Barker is an affable American funnyman, inclined towards hippy-go-lucky philosophy. The philosophy encapsulated in Go Time – and I do love a good moral-of-the- comedy – prioritizes the heart over the head.

Jobs are there to be completed, not created. Tomorrow is a concept that you don’t have to get onboard with. Don’t wait until tomorrow, ask me tonight; I might be game. Have that beer before you go on-stage, because the sun will explode all over the face of the earth sooner or later.

Carpe diem. Follow your heart to the arcade and have yourself a maudlin sandwich. Unapologetic schmaltz. So far, a far cry from Dave. 

Aside from his sensibility, the style and subject matter of Barker’s sketches is much safer than Dave’s. He doesn’t want to get involved with the Aussie-Kiwi rivalry. He has no comment. He supports UNICEF and he wouldn’t joke about that kind of diarrhoea.

Truth be told, he covers his back too much, as if a political correctness bee stung him in the past and now he needs to circle around the hive and point at it. He makes very few people uncomfortable (this makes him perfect for corporate outings and families), aside from his closing diarrhoea joke. Sigh. This is out of place, as there isn’t another moment of cringe comedy in the show, and it doesn’t tie into the Go Time… unless he means ‘need to go time’?

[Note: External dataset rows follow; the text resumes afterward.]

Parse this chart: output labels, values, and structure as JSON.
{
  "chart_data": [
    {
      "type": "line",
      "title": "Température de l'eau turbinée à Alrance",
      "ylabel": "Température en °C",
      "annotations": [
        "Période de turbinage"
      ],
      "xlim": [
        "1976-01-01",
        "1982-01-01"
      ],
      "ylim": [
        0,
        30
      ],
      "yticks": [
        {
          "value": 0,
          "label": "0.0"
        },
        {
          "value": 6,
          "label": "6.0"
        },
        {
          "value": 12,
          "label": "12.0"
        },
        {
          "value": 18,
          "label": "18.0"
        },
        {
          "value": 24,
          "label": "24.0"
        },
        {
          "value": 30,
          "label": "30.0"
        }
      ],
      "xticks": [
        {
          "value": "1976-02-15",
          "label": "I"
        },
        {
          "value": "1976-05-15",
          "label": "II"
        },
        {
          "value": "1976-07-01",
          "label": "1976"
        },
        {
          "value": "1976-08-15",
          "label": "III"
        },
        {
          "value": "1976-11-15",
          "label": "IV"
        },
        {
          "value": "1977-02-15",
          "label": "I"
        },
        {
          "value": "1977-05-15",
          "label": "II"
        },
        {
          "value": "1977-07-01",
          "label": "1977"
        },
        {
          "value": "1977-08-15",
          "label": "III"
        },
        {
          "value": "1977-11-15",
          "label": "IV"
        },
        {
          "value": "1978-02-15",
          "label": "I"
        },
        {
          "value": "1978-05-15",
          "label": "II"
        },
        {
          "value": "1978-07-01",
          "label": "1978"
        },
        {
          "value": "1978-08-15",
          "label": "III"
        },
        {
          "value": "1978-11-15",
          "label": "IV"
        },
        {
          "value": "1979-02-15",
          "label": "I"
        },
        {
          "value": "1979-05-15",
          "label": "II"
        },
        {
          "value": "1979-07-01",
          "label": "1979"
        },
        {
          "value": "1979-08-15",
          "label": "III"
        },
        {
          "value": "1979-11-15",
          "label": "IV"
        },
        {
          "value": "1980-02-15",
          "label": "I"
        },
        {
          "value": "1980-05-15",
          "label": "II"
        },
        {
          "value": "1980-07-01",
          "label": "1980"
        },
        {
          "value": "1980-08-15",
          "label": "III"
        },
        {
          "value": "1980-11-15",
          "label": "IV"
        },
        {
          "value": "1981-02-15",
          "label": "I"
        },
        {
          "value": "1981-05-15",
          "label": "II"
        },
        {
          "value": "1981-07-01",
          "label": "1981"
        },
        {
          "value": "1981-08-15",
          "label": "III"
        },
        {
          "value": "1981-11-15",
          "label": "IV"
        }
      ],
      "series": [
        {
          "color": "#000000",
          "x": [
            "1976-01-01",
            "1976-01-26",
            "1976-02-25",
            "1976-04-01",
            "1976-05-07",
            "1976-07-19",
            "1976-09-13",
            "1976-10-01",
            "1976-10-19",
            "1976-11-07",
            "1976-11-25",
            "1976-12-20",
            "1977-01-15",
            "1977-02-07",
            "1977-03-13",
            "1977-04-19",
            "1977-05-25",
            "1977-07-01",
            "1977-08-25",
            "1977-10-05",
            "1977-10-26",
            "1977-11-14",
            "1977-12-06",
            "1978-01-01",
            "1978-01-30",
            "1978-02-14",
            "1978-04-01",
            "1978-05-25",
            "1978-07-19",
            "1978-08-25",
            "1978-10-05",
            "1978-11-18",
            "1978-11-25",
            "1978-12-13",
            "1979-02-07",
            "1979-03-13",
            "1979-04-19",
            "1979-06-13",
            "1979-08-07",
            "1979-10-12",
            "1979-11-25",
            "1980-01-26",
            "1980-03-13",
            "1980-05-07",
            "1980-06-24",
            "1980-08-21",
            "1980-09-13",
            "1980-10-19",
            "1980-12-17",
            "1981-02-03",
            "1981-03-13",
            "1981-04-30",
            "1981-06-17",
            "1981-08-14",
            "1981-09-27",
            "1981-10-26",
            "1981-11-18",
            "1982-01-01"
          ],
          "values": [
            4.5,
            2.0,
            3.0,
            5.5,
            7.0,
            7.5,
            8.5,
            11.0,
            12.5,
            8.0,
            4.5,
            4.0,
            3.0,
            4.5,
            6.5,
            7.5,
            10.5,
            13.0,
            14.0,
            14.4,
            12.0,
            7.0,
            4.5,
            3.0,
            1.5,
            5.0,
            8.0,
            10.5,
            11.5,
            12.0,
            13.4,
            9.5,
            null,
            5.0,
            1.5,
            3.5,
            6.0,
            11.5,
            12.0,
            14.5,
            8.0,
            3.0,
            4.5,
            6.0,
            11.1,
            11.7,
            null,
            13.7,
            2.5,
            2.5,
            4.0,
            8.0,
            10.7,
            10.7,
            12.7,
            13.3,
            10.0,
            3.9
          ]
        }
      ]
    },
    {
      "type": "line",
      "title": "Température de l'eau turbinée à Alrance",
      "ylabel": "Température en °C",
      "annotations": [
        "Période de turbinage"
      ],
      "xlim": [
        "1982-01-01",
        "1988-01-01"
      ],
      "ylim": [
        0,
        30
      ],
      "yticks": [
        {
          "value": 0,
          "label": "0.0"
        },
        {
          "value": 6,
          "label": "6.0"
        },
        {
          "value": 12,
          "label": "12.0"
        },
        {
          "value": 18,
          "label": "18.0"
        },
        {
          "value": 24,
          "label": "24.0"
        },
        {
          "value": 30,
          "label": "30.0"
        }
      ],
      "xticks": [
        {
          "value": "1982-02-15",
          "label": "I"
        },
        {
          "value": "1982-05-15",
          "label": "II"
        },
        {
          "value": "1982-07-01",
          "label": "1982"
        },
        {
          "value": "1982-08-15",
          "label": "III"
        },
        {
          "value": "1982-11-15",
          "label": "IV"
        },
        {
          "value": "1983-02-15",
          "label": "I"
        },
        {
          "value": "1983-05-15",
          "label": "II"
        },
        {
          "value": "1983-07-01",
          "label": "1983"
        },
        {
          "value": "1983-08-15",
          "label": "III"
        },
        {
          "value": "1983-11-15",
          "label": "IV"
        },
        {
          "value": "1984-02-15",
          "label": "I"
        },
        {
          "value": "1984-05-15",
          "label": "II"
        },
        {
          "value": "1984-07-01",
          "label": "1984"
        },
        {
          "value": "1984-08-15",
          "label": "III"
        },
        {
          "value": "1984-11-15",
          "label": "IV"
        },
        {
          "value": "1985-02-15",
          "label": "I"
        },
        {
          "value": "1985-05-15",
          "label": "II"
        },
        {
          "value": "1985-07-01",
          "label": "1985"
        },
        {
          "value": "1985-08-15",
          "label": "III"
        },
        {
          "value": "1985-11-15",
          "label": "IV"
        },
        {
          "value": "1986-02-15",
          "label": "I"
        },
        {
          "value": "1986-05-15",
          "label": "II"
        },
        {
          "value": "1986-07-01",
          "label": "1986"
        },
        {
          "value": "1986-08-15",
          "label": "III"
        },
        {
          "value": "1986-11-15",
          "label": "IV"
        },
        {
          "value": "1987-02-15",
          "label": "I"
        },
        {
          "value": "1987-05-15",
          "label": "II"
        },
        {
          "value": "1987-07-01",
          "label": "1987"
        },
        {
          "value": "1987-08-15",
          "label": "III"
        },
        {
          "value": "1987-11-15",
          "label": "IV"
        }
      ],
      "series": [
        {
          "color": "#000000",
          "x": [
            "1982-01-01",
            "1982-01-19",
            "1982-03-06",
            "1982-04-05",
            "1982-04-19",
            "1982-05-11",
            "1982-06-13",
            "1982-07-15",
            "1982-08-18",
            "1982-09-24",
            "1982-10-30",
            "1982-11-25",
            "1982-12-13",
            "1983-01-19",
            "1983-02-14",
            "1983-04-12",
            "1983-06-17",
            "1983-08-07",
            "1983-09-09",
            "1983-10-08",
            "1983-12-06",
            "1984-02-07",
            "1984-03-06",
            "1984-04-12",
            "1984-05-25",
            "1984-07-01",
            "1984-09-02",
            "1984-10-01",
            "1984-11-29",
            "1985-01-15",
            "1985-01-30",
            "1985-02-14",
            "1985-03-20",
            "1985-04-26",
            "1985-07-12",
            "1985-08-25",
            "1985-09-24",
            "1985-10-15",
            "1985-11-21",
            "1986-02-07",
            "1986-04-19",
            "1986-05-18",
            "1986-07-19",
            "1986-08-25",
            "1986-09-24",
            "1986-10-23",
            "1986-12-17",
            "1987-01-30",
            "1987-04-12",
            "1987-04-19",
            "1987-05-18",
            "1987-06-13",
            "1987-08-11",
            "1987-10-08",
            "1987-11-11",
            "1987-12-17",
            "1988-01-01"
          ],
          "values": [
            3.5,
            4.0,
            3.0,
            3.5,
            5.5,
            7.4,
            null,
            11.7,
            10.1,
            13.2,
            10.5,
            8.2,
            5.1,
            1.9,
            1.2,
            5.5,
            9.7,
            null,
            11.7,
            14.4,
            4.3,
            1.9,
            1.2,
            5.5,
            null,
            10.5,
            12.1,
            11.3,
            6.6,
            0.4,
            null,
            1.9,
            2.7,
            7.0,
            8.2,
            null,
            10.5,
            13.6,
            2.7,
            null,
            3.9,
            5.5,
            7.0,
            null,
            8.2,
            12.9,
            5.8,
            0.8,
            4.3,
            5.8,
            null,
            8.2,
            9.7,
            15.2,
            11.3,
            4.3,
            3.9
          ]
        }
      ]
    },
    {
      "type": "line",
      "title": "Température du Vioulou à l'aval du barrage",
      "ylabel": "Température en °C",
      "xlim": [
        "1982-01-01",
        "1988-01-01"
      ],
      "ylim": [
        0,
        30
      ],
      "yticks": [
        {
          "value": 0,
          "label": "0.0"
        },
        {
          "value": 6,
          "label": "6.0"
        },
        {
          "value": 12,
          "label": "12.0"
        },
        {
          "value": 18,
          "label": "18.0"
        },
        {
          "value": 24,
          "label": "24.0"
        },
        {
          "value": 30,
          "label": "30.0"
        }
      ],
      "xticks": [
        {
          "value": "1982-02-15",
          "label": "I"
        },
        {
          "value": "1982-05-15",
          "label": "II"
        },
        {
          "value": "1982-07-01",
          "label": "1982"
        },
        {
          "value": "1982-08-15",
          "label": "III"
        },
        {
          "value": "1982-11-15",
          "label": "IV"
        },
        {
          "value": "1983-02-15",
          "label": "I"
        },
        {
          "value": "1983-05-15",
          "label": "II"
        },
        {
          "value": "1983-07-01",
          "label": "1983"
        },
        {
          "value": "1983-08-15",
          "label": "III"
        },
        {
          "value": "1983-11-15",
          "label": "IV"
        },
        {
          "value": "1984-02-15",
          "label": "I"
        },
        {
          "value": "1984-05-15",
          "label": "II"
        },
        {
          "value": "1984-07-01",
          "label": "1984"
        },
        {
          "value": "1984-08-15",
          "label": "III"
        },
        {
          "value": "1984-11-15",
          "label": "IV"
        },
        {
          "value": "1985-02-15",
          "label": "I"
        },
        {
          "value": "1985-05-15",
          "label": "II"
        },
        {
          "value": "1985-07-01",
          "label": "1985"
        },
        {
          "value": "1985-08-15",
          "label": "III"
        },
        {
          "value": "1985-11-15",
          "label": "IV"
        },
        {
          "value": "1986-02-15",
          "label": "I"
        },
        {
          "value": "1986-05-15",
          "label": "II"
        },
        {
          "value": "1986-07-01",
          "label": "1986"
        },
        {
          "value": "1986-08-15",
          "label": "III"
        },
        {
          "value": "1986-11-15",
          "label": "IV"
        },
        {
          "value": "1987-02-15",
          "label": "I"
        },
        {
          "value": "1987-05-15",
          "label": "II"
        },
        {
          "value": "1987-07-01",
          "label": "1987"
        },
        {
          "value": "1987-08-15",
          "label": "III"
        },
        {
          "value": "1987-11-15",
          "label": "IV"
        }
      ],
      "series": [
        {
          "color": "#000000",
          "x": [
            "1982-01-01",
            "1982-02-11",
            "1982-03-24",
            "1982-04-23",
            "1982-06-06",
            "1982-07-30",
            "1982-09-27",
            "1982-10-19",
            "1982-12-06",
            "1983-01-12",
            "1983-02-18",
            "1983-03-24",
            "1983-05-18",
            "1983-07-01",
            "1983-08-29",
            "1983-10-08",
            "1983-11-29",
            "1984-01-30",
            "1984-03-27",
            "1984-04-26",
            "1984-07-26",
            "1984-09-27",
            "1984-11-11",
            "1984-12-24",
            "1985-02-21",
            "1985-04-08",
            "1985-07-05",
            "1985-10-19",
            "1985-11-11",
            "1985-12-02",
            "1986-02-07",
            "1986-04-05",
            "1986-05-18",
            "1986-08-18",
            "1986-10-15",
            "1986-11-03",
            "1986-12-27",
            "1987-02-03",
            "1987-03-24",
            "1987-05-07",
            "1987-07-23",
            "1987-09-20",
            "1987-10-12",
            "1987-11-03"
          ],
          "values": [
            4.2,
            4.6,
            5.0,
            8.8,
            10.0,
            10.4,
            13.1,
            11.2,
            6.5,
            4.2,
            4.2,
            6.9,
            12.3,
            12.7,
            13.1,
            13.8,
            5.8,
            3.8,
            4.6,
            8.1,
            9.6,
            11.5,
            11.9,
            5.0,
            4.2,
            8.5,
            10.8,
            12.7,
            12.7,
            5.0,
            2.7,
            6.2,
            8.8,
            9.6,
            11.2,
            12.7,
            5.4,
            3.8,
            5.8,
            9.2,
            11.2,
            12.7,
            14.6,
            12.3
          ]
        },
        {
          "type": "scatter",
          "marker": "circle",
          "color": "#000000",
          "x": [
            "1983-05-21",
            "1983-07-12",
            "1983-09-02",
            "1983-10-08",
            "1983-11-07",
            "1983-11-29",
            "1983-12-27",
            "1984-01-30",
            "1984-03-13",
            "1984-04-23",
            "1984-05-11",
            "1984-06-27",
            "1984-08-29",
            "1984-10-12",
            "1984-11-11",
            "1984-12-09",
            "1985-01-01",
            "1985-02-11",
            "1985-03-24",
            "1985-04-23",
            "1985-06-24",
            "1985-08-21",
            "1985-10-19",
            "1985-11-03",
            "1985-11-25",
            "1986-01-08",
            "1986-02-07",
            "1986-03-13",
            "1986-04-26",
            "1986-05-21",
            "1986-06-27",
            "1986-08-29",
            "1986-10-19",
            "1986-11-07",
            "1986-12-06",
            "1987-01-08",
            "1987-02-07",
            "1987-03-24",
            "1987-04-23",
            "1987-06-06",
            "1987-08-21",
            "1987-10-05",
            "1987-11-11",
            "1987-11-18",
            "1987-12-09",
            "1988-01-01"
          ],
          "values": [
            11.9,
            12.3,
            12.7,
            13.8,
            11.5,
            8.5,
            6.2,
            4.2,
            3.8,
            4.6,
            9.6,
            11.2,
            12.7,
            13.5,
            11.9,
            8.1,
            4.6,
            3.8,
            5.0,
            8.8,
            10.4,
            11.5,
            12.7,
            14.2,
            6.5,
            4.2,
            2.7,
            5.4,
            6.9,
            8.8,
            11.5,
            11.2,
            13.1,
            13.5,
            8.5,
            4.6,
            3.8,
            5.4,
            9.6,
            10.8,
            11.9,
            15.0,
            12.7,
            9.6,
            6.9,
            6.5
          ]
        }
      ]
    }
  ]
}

There is a lot of meta-comedy in the show that goes down really well with the audience. I think that self-referentiality is well-suited to a New Zealand audience, as the Kiwi sense of humour loves to draw attention to awkwardness, awkwardly. So the idea of jokes failing, or a comedian realizing he hasn’t done enough research halfway through a joke is lapped up.

His explanation of the structure of his jokes is popular too. He uses one particular joke structure throughout the show, copyrighting it as he goes… which would be more successful if it was used more frequently and understatedly. 

In general, Barker is very confident and charismatic on-stage. He gives bucket-loads of energy (without ever mentioning the bucket fountain, yay!) and his audience is amused throughout. Because his delivery is so good, the limitations really come down to his writing. If he sharpened and pushed the writing here and there, it would really take his comedy up a notch.

As it stands, his funny-guy-next-door performance seems effortless and easy, which is both a strength and a weakness.